Asya, ilk evliliğini sonlandırarak, kimya öğretmeni Servet Akdoğan ile ikinci evliliğini yaptı ve bu evliliğinden bir kız ve bir erkek evladı dünyaya geldi.

Adana milletvekilliği yaptığı 1950-1954 yıllarının ardından öğretmenliğe devam eden şair, 1962’de emekli oldu.

İstanbul’da bazı gazetelerde yazmaya devam eden şair, 71 yaşındayken 5 Ocak 1975’te Ankara Numune Hastanesinde hayatını kaybetti.

Kahramanlık, din, aşk ve tabiat şiirlerine konu oldu

Arif Nihat Asya’nın şiirlerinde halk ve divan edebiyatı nazım şekilleri yanında modern edebiyatın nazım şekilleri de yer aldı. En çok kullandığı nazım şekli olan rubailerden oluşan 5 ayrı kitap kaleme alan Asya, kahramanlık ve tarih duygusu, din, aşk, tabiat ve memleket güzelliklerini şiirlerine konu edindi.

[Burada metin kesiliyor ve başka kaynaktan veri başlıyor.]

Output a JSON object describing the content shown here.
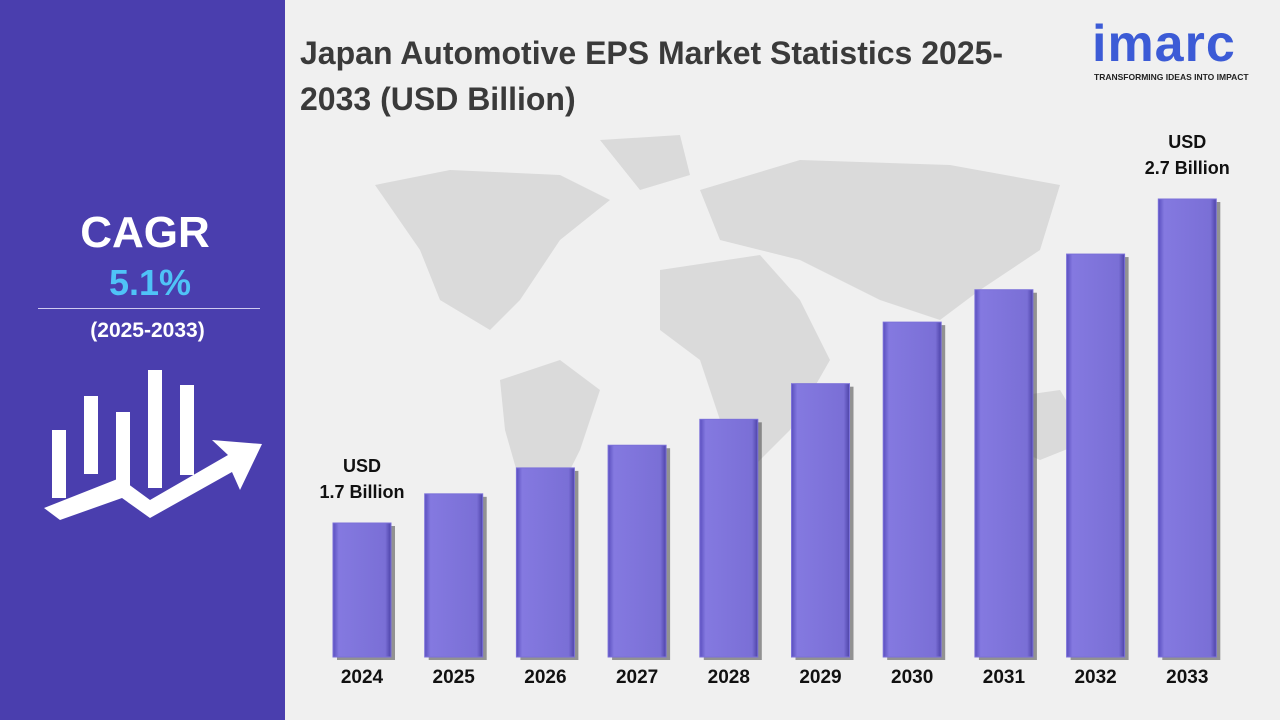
{
  "chart_data": {
    "type": "bar",
    "title": "Japan Automotive EPS Market Statistics 2025-2033 (USD Billion)",
    "categories": [
      "2024",
      "2025",
      "2026",
      "2027",
      "2028",
      "2029",
      "2030",
      "2031",
      "2032",
      "2033"
    ],
    "values": [
      1.7,
      1.79,
      1.87,
      1.94,
      2.02,
      2.13,
      2.32,
      2.42,
      2.53,
      2.7
    ],
    "value_labels": [
      "USD\n1.7 Billion",
      null,
      null,
      null,
      null,
      null,
      null,
      null,
      null,
      "USD\n2.7 Billion"
    ],
    "color": "#7b70d9"
  },
  "cagr": {
    "label": "CAGR",
    "value": "5.1%",
    "period": "(2025-2033)"
  },
  "logo": {
    "name": "imarc",
    "tagline": "TRANSFORMING IDEAS INTO IMPACT"
  }
}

Milliyetçilik duygusunun da yer bulduğu renkli ve değişik biçimli şiirler yazan Asya, son şiirlerinde mistisizme de yöneldi.

Rubai türünün yeni Türk edebiyatında önemli şahsiyetlerinden kabul edilen şair, şiirlerinde tarihteki önemli olaylara da yer verdi.

Şiirinde “Tarihim, şerefim, şiirim, her şeyim: Yer yüzünde yer beğen! Nereye dikilmek istersen, söyle, seni oraya dikeyim!” diyen şair, bu şiiri dolayısıyla “Bayrak Şairi” olarak anılmaya başlandı.

Daha önce yayımlanmamış yazılarıyla beraber bütün eserleri 1975-1977 yıllarında 12 kitaplık bir külliyat halinde basıldı.

Asya’nın şiir türündeki eserlerinin arasında “Heykeltıraş”, “Yastığımın Rüyası”, “Ayetler”, “Bir Bayrak Rüzgar Bekliyor”, “Kubbe-i Hadra”, “Kökler ve Dallar”, “Emzikler”, “Dualar ve Aminler”, “Aynalarda Kalan”, “Bütün Eserleri”, “Rubaiyyat-ı Arif”, “Kıbrıs Rubaileri”, “Nisan”, “Kova Burcu”, “Avrupa’dan Rubailer” ve “Bayrak” yer aldı.

Asya’nın, düşünce ve deneme türündeki eserleri ise “Kanatlar ve Gagalar”, “Enikli Kapı”, “Terazi Kendini Tartamaz”, “Tehdit Mektupları”, “Onlar Bu Dilden Anlar”, “Aramak ve Söyleyememek” ve “Kanatlarını Arayanlar” oldu.